Но Хлеборез растеряно молчал, потупившись, не зная как реагировать на неучтивый выпад военного.

– Ну ладно не говори, – хохотнул грубый прапорщик. – «А то получится как у ещё одного идейного оратора древности еврея Цицерона. Тот долго учился говорить, не шепелявя с камушками во рту, а когда научился то так разошёлся в своих критических речах к руководству древнего Рима и с призывами к плебеям «Всё отобрать у богатых и отдать бедным», что рассерженные патриции вырвали ему язык и отрубили голову, которую воткнули на пику городских ворот, в назидание другим революционным политологам».

«Грубиян и хам. Вам бы только разрушать Аврелиевы ступени». – Зло подумал про себя Хлеборез, ничего не ответив, а только презрительно пошевелил в своём ботинке большим пальцем на правой ноге, хмуро продолжая мыть чищеную картошку помешивая её в баке правой рукой.

«Насмехайся-насмехайся солдафон, торжествующий материализм всё равно вернётся, рано или поздно и, если пресловутые экоактивисты измажут ложкой дёгтя, да что там ложкой, бочкой дёгтя, или даже закрасят чёрной краской великую картину Малевича «Чёрный квадрат», она от этого нисколько не пострадает, а наоборот, приобретёт свежесть, засияет от мазков кисти хулигана и как птица Феникс возродиться из небытия за счёт этих хулиганских действий. Нескончаемый ручеёк редких любопытных посетителей музея современного искусства, будет вновь приходить и фальшиво любоваться смелыми мазками ещё не высохшей краски по полотну, а особо впечатлительные увидят там «серую кошку в тёмной комнате», под определённым ракурсом. Вот это настоящая нетленная коммунистическая живопись, она будет жить в веках как чёрный проём в ночном окне, как чёрная дыра в просторах космоса». – Зашёлся в своих мечтах Хлеборез.
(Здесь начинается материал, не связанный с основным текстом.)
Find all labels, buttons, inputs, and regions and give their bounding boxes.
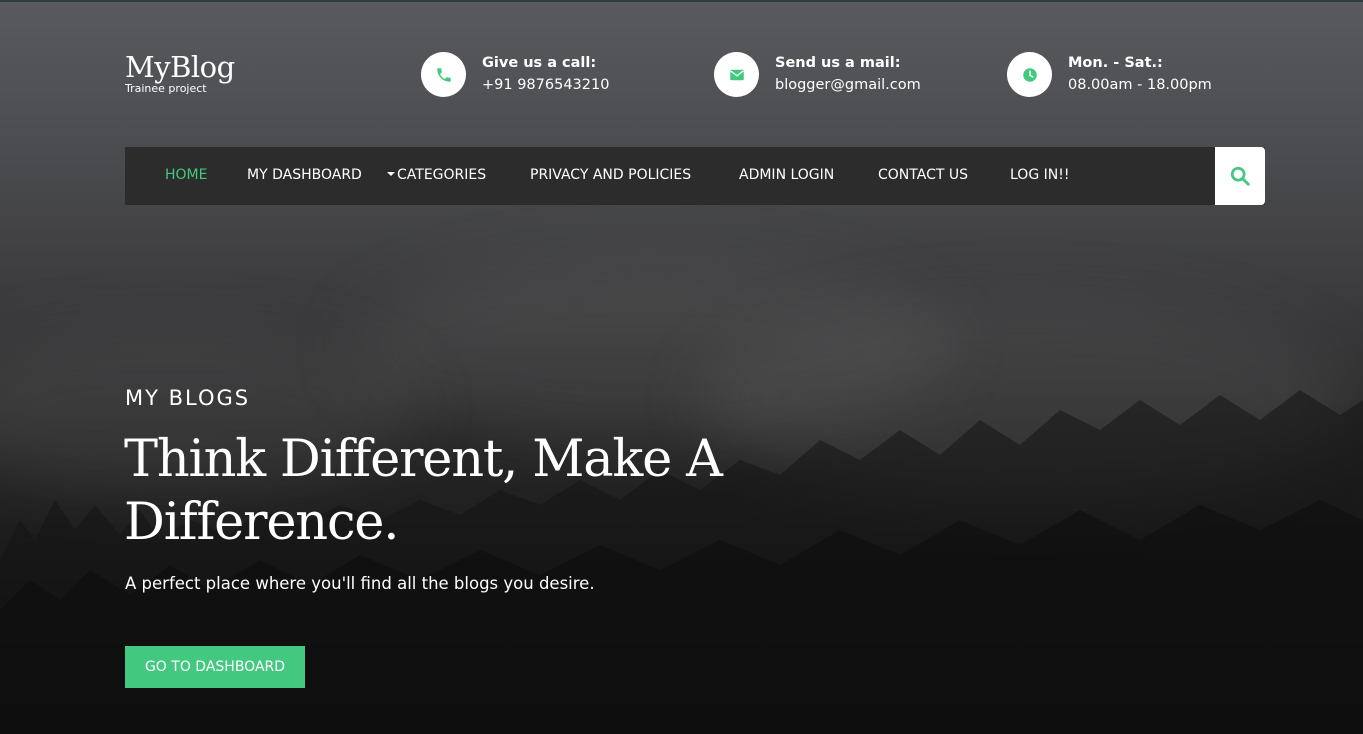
- search-button[interactable]: [1215, 147, 1265, 205]
- nav-log-in[interactable]: LOG IN!!: [1010, 167, 1069, 184]
- nav-admin-login[interactable]: ADMIN LOGIN: [739, 167, 834, 184]
- nav-my-dashboard[interactable]: MY DASHBOARD: [247, 167, 362, 184]
- contact-hours-label: Mon. - Sat.:: [1068, 55, 1163, 71]
- contact-mail-label: Send us a mail:: [775, 55, 901, 71]
- contact-hours: Mon. - Sat.: 08.00am - 18.00pm: [1007, 52, 1212, 97]
- site-logo[interactable]: MyBlog Trainee project: [125, 50, 235, 95]
- contact-hours-value: 08.00am - 18.00pm: [1068, 77, 1212, 93]
- phone-icon: [421, 52, 466, 97]
- nav-categories-label: CATEGORIES: [397, 167, 487, 183]
- logo-title: MyBlog: [125, 50, 235, 84]
- contact-phone-value: +91 9876543210: [482, 77, 610, 93]
- nav-contact-us[interactable]: CONTACT US: [878, 167, 968, 184]
- go-to-dashboard-button[interactable]: GO TO DASHBOARD: [125, 646, 305, 688]
- nav-home[interactable]: HOME: [165, 167, 207, 184]
- contact-phone: Give us a call: +91 9876543210: [421, 52, 609, 97]
- hero-background: [0, 0, 1363, 734]
- contact-phone-label: Give us a call:: [482, 55, 597, 71]
- mail-icon: [714, 52, 759, 97]
- clock-icon: [1007, 52, 1052, 97]
- nav-privacy-and-policies[interactable]: PRIVACY AND POLICIES: [530, 167, 691, 184]
- caret-down-icon: [387, 172, 395, 176]
- contact-mail: Send us a mail: blogger@gmail.com: [714, 52, 921, 97]
- contact-mail-value: blogger@gmail.com: [775, 77, 921, 93]
- main-navbar: HOME MY DASHBOARD CATEGORIES PRIVACY AND…: [125, 147, 1265, 205]
- hero-kicker: MY BLOGS: [125, 386, 251, 410]
- forest-silhouette: [0, 390, 1363, 734]
- top-border: [0, 0, 1363, 2]
- hero-headline: Think Different, Make A Difference.: [124, 430, 723, 552]
- hero-subline: A perfect place where you'll find all th…: [125, 574, 595, 593]
- nav-categories[interactable]: CATEGORIES: [387, 167, 486, 184]
- search-icon: [1230, 166, 1250, 186]
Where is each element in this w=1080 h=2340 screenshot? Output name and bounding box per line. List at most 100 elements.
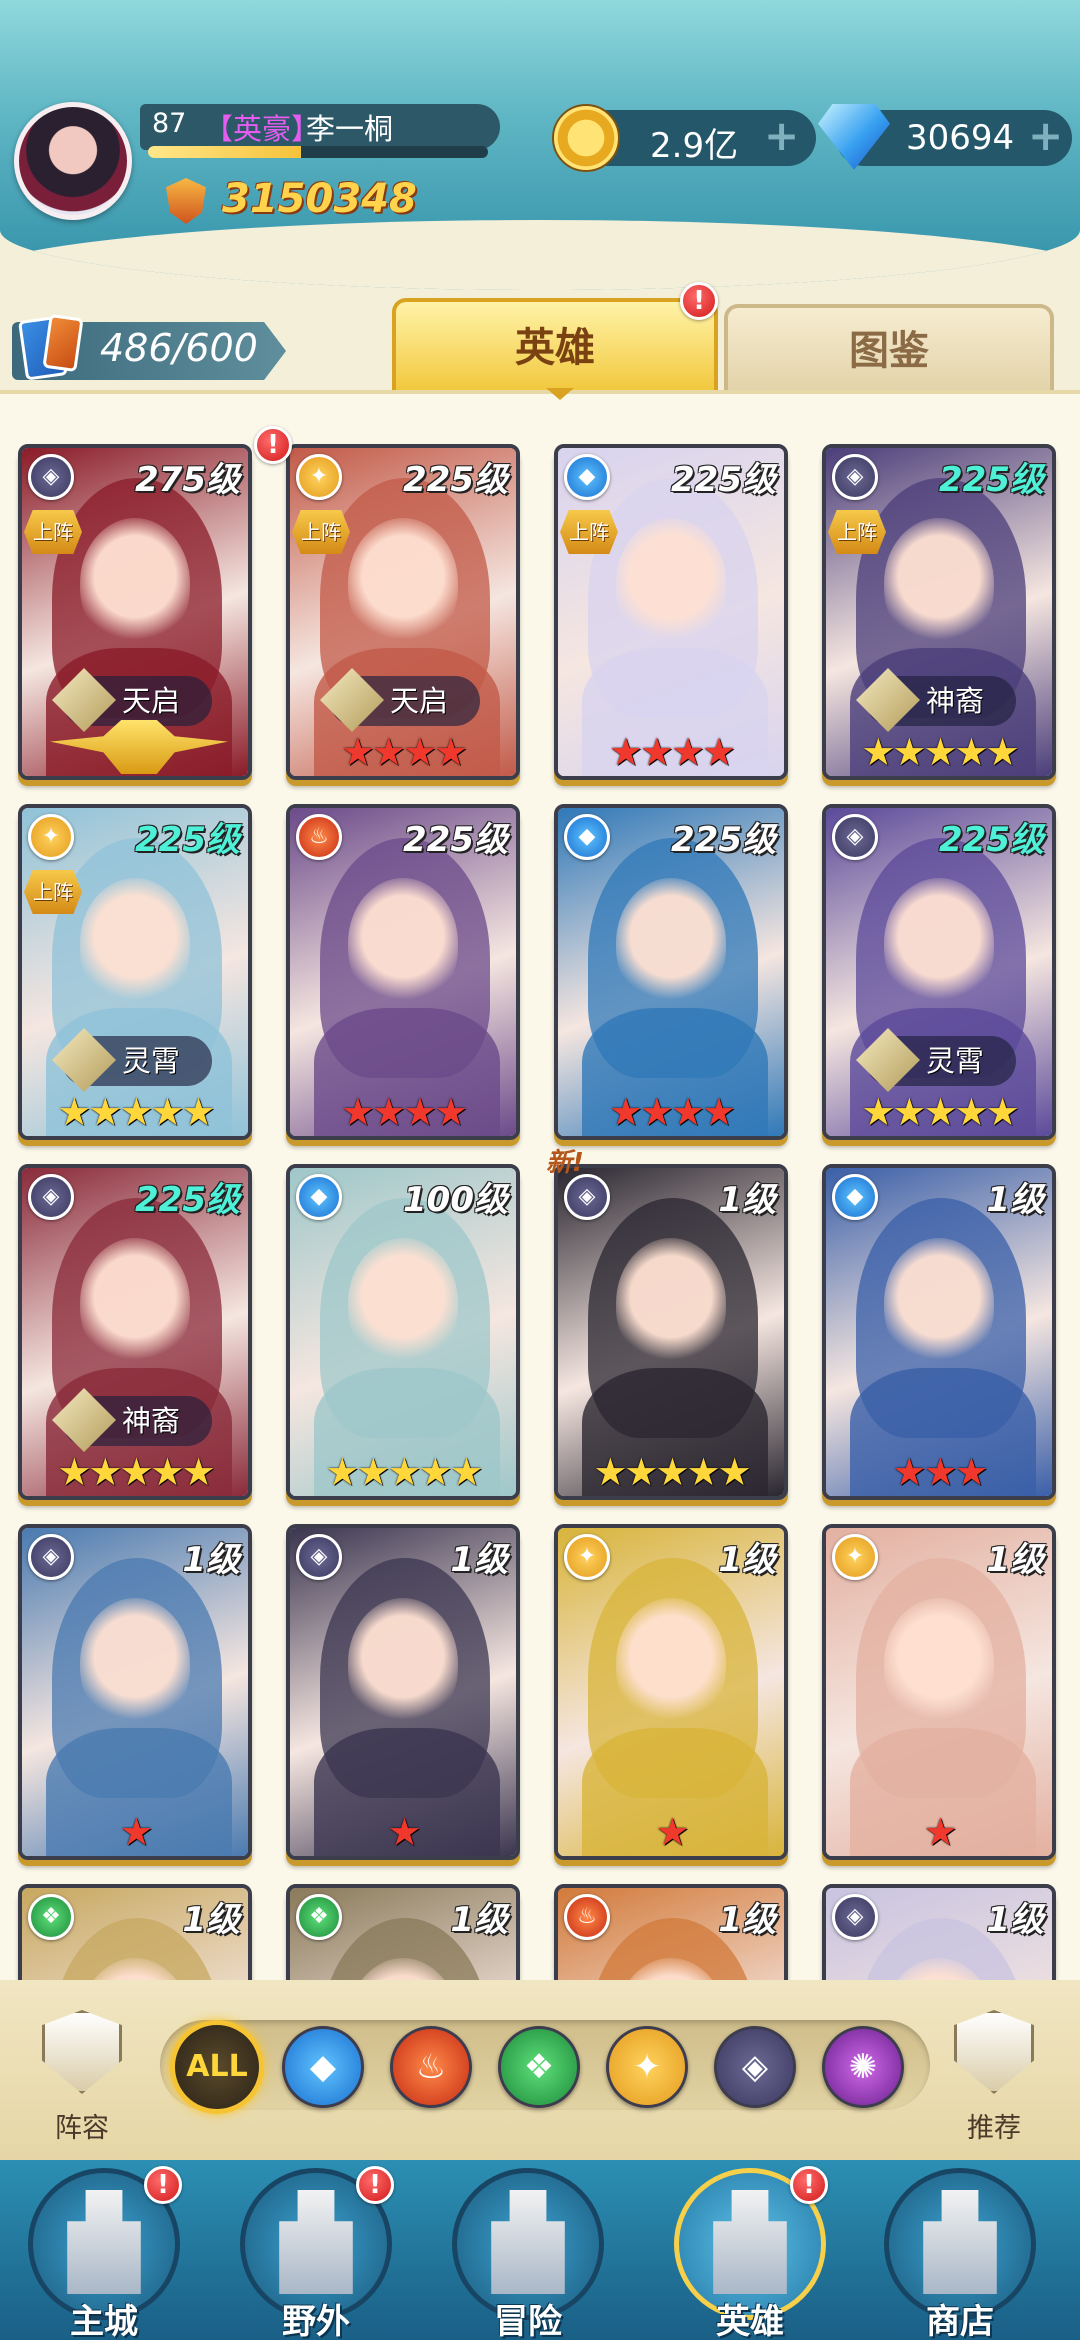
hero-face	[616, 1598, 726, 1728]
nav-sword[interactable]: 冒险	[448, 2168, 608, 2340]
deployed-badge: 上阵	[24, 510, 82, 554]
hero-level: 1级	[450, 1900, 508, 1940]
hero-card[interactable]: ◈ 275级 上阵 天启	[18, 444, 252, 780]
hero-level: 1级	[718, 1540, 776, 1580]
hero-level: 1级	[986, 1900, 1044, 1940]
tab-heroes-alert-badge: !	[680, 282, 718, 320]
nav-label: 英雄	[716, 2302, 784, 2340]
filter-fire-icon[interactable]: ♨	[390, 2026, 472, 2108]
hero-face	[348, 878, 458, 1008]
hero-face	[348, 518, 458, 648]
light-element-icon: ✦	[296, 454, 342, 500]
new-hero-tag: 新!	[546, 1148, 584, 1178]
dark-element-icon: ◈	[832, 814, 878, 860]
hero-level: 1级	[986, 1180, 1044, 1220]
nav-alert-badge: !	[790, 2166, 828, 2204]
hero-level: 225级	[403, 460, 508, 500]
hero-face	[80, 1238, 190, 1368]
hero-stars: ★★★★	[608, 1090, 736, 1134]
hero-card[interactable]: ◈ 1级 ★	[18, 1524, 252, 1860]
nature-element-icon: ❖	[296, 1894, 342, 1940]
hero-face	[884, 878, 994, 1008]
light-element-icon: ✦	[832, 1534, 878, 1580]
lineup-label: 阵容	[55, 2113, 109, 2144]
nav-label: 商店	[926, 2302, 994, 2340]
filter-water-icon[interactable]: ◆	[282, 2026, 364, 2108]
recommend-button[interactable]	[946, 2010, 1042, 2110]
hero-level: 225级	[939, 460, 1044, 500]
lineup-button[interactable]	[34, 2010, 130, 2110]
hero-face	[80, 878, 190, 1008]
water-element-icon: ◆	[296, 1174, 342, 1220]
water-element-icon: ◆	[564, 454, 610, 500]
hero-face	[884, 1238, 994, 1368]
hero-stars: ★★★★	[340, 1090, 468, 1134]
water-element-icon: ◆	[564, 814, 610, 860]
fire-element-icon: ♨	[296, 814, 342, 860]
hero-stars: ★★★★★	[325, 1450, 483, 1494]
recommend-label: 推荐	[967, 2113, 1021, 2144]
hero-card[interactable]: ♨ 225级 ★★★★	[286, 804, 520, 1140]
fire-element-icon: ♨	[564, 1894, 610, 1940]
filter-void-icon[interactable]: ✺	[822, 2026, 904, 2108]
hero-face	[616, 518, 726, 648]
hero-face	[884, 1598, 994, 1728]
hero-face	[616, 878, 726, 1008]
hero-card[interactable]: ◆ 1级 ★★★	[822, 1164, 1056, 1500]
nav-alert-badge: !	[144, 2166, 182, 2204]
hero-card[interactable]: ◆ 100级 ★★★★★	[286, 1164, 520, 1500]
hero-card[interactable]: ◈ 225级 上阵 神裔 ★★★★★	[822, 444, 1056, 780]
hero-card[interactable]: ✦ 1级 ★	[822, 1524, 1056, 1860]
hero-card[interactable]: ✦ 1级 ★	[554, 1524, 788, 1860]
filter-all-button[interactable]: ALL	[170, 2020, 264, 2114]
hero-level: 275级	[135, 460, 240, 500]
hero-card[interactable]: ❖ 1级	[286, 1884, 520, 1980]
thumbs-up-icon	[954, 2010, 1034, 2094]
hero-level: 225级	[403, 820, 508, 860]
filter-dark-icon[interactable]: ◈	[714, 2026, 796, 2108]
hero-face	[616, 1238, 726, 1368]
light-element-icon: ✦	[28, 814, 74, 860]
hero-card[interactable]: ◈ 1级 ★	[286, 1524, 520, 1860]
hero-face	[348, 1598, 458, 1728]
dark-element-icon: ◈	[28, 1174, 74, 1220]
deployed-badge: 上阵	[24, 870, 82, 914]
dark-element-icon: ◈	[832, 454, 878, 500]
hero-card[interactable]: ♨ 1级	[554, 1884, 788, 1980]
hero-stars: ★	[119, 1810, 153, 1854]
hero-stars: ★	[655, 1810, 689, 1854]
hero-stars: ★	[387, 1810, 421, 1854]
hero-level: 1级	[182, 1540, 240, 1580]
hero-card[interactable]: ✦ 225级 上阵 天启 ★★★★	[286, 444, 520, 780]
hero-card[interactable]: ✦ 225级 上阵 灵霄 ★★★★★	[18, 804, 252, 1140]
hero-card[interactable]: ◈ 225级 神裔 ★★★★★	[18, 1164, 252, 1500]
hero-card[interactable]: ❖ 1级	[18, 1884, 252, 1980]
hero-stars: ★★★★★	[57, 1090, 215, 1134]
nav-label: 冒险	[494, 2302, 562, 2340]
filter-nature-icon[interactable]: ❖	[498, 2026, 580, 2108]
hero-stars: ★★★★★	[861, 730, 1019, 774]
hero-stars: ★★★★	[340, 730, 468, 774]
hero-card[interactable]: ◆ 225级 上阵 ★★★★	[554, 444, 788, 780]
hero-stars: ★★★	[892, 1450, 988, 1494]
deployed-badge: 上阵	[292, 510, 350, 554]
hero-stars: ★	[923, 1810, 957, 1854]
hero-alert-badge: !	[254, 426, 292, 464]
hero-level: 225级	[671, 820, 776, 860]
hero-card[interactable]: ◈ 1级 ★★★★★	[554, 1164, 788, 1500]
hero-level: 1级	[182, 1900, 240, 1940]
hero-card[interactable]: ◆ 225级 ★★★★	[554, 804, 788, 1140]
hero-card[interactable]: ◈ 1级	[822, 1884, 1056, 1980]
light-element-icon: ✦	[564, 1534, 610, 1580]
nature-element-icon: ❖	[28, 1894, 74, 1940]
hero-level: 100级	[403, 1180, 508, 1220]
dark-element-icon: ◈	[832, 1894, 878, 1940]
hero-level: 1级	[718, 1180, 776, 1220]
filter-light-icon[interactable]: ✦	[606, 2026, 688, 2108]
hero-stars: ★★★★	[608, 730, 736, 774]
lineup-shield-icon	[42, 2010, 122, 2094]
hero-grid: ◈ 275级 上阵 天启! ✦ 225级 上阵 天启 ★★★★ ◆ 225级 上阵 ★★★★ ◈ 225级上…	[0, 0, 1080, 1980]
water-element-icon: ◆	[832, 1174, 878, 1220]
hero-card[interactable]: ◈ 225级 灵霄 ★★★★★	[822, 804, 1056, 1140]
nav-shop[interactable]: 商店	[880, 2168, 1040, 2340]
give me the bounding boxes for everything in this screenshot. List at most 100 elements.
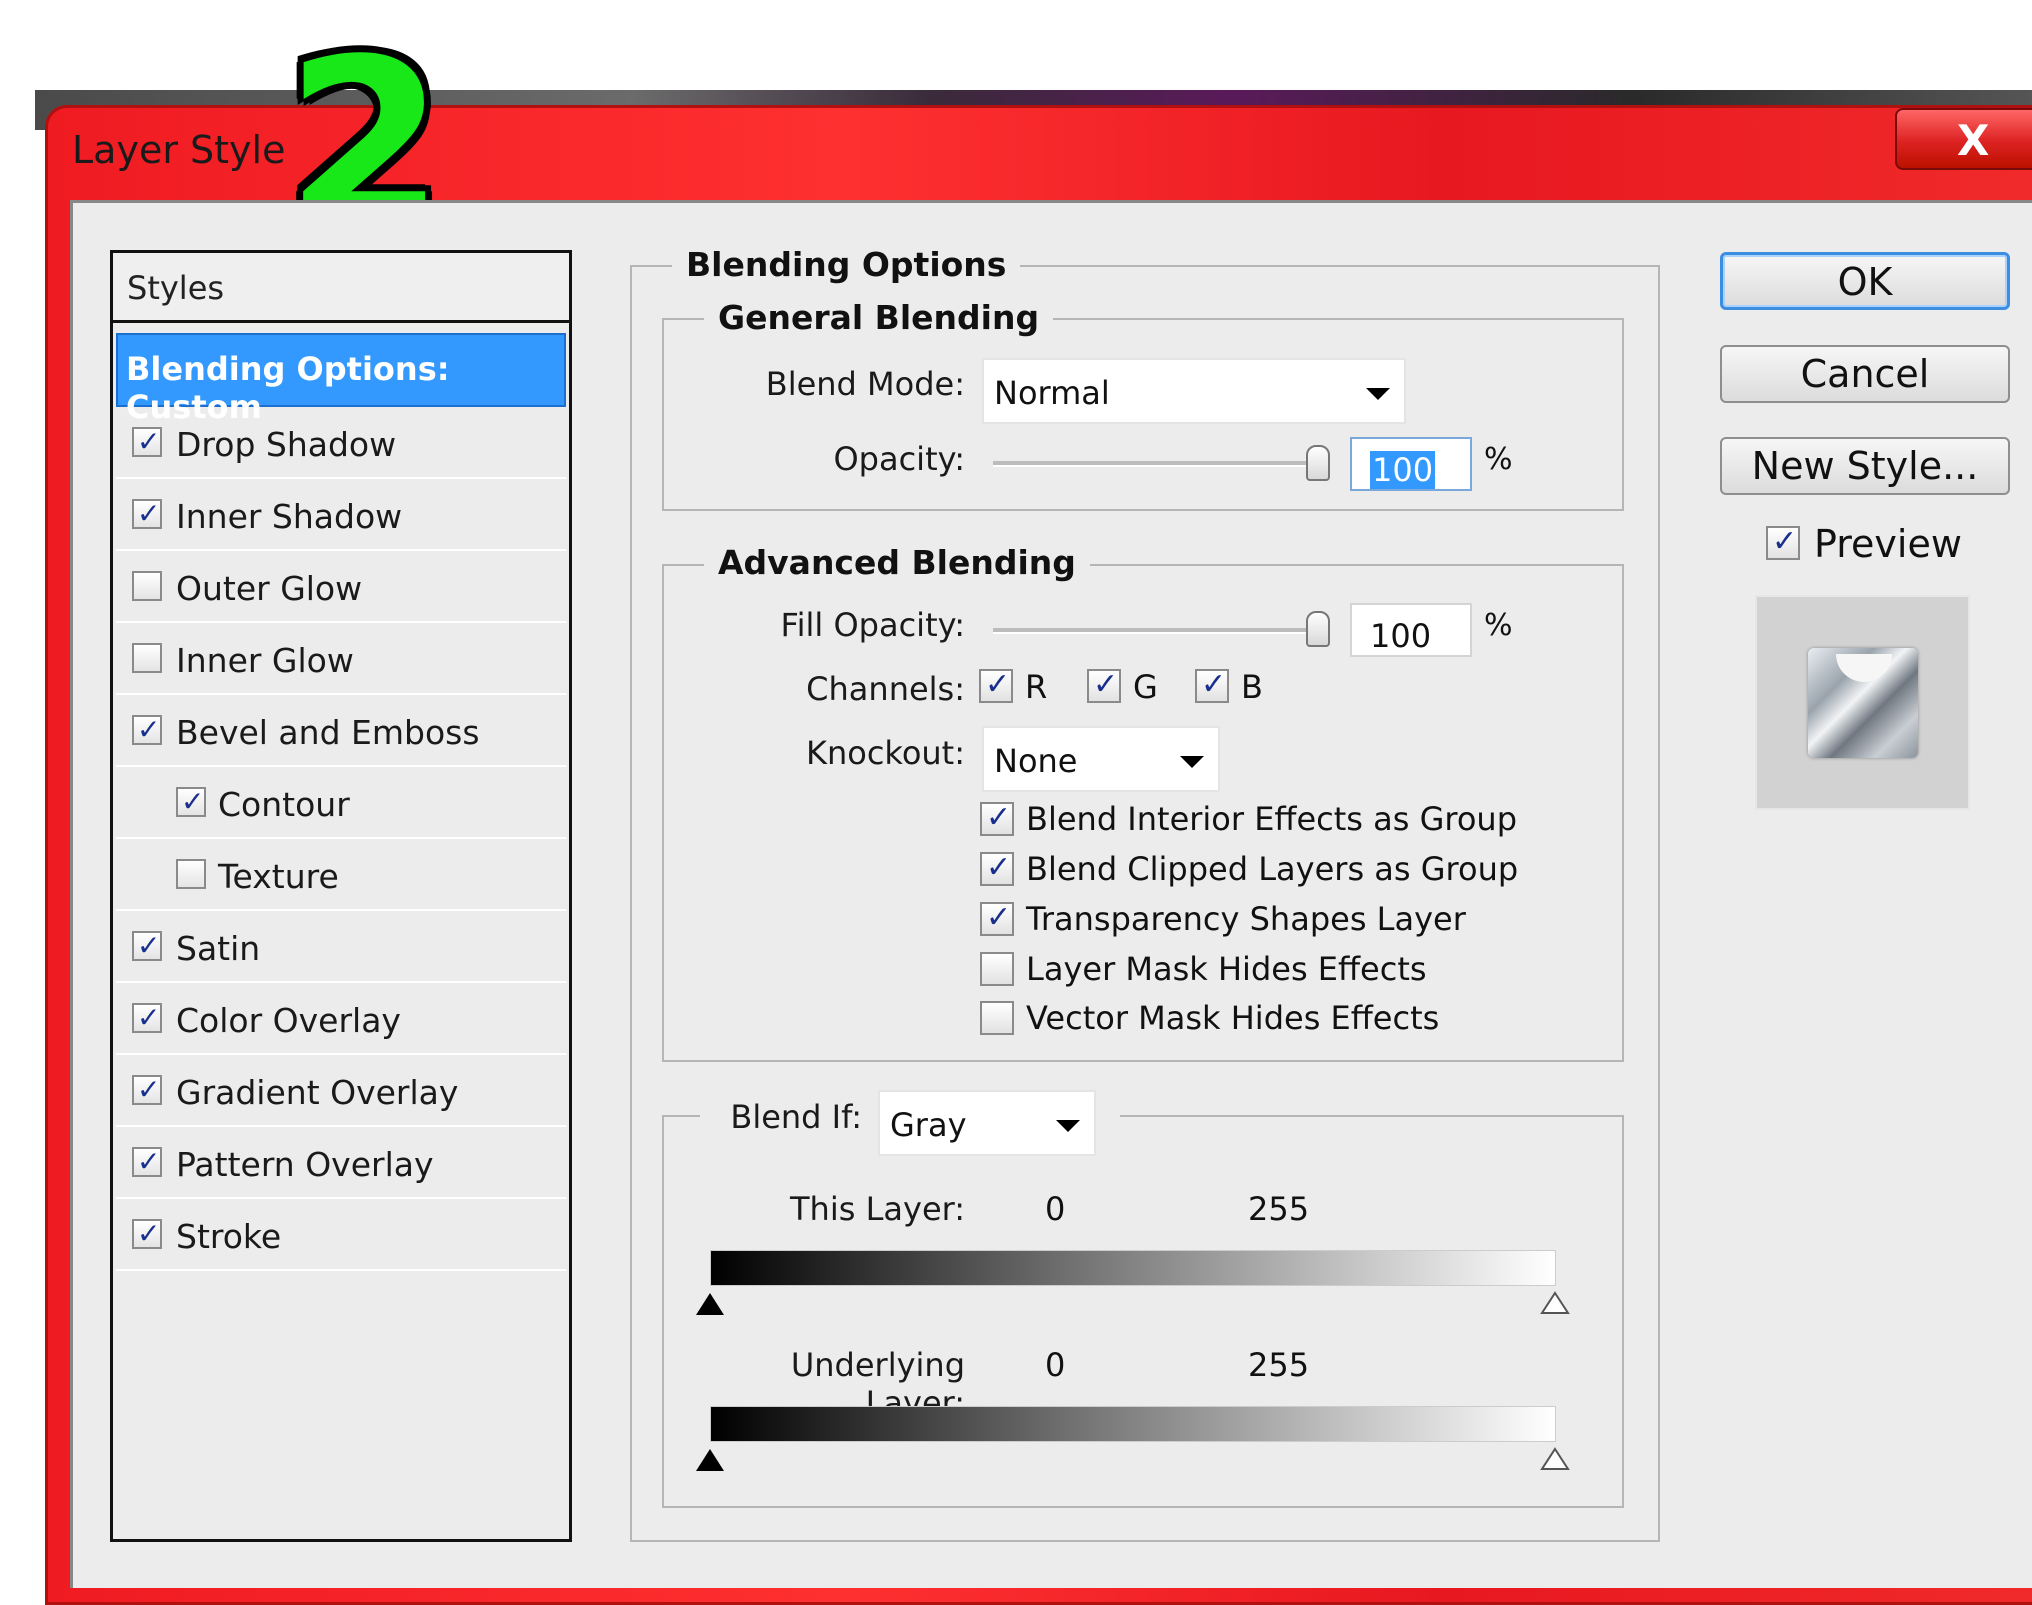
texture-checkbox[interactable]: [176, 859, 206, 889]
layer-mask-hides-effects-checkbox[interactable]: [980, 952, 1014, 986]
fill-opacity-slider-track[interactable]: [993, 628, 1326, 634]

Но Барин подавлял все идейные мечтания Хлебореза своими нравоучительными речами о правильном устройстве современного демократического общества.

– У дворянина в деревне был большой дом-усадьба, который прежде всего символизировавший власть, (похожий на нашу харчевню), – продолжал рассуждать в другой раз шеф-повар.

Он вальяжно прохаживался по дворику особняка перед Хлеборезом вяло подметающим веником упавшую листву с деревьев и вещал как лицейский учитель Аристотель.

«Там проводились деревенские народные собрания по особым случаям, организовывались праздники для всех детей в деревне и всевозможные престольные гульбища. Крестьяне знали, что барский дом это и их дом в том числе для празднеств и торжественных случаев. И чтобы не случилось, они всегда могут прийти к барину, и получить защиту и поддержку от произвола приказчиков, попов, полицейских. Потом появились клубы с кино и танцами, с играми и самодеятельными коллективами. Но это была уже пародия на барский дом, и они быстро превратилась в центры по распитию спиртных напитков и драк. Никто не защищал работников, а коммунисты сами третировали крестьян. А раз у работника не стало барина значит, и не на кого усердно работать, всё равно приедут из центра и всё заберут якобы на «народный стол». Но что интересно, как сейчас стали решать вопрос, кому что принадлежит, современные города». – Продолжал рассуждать шеф-повар, уже раскачиваясь в кресле-качалке на веранде ни к кому особо не обращаясь.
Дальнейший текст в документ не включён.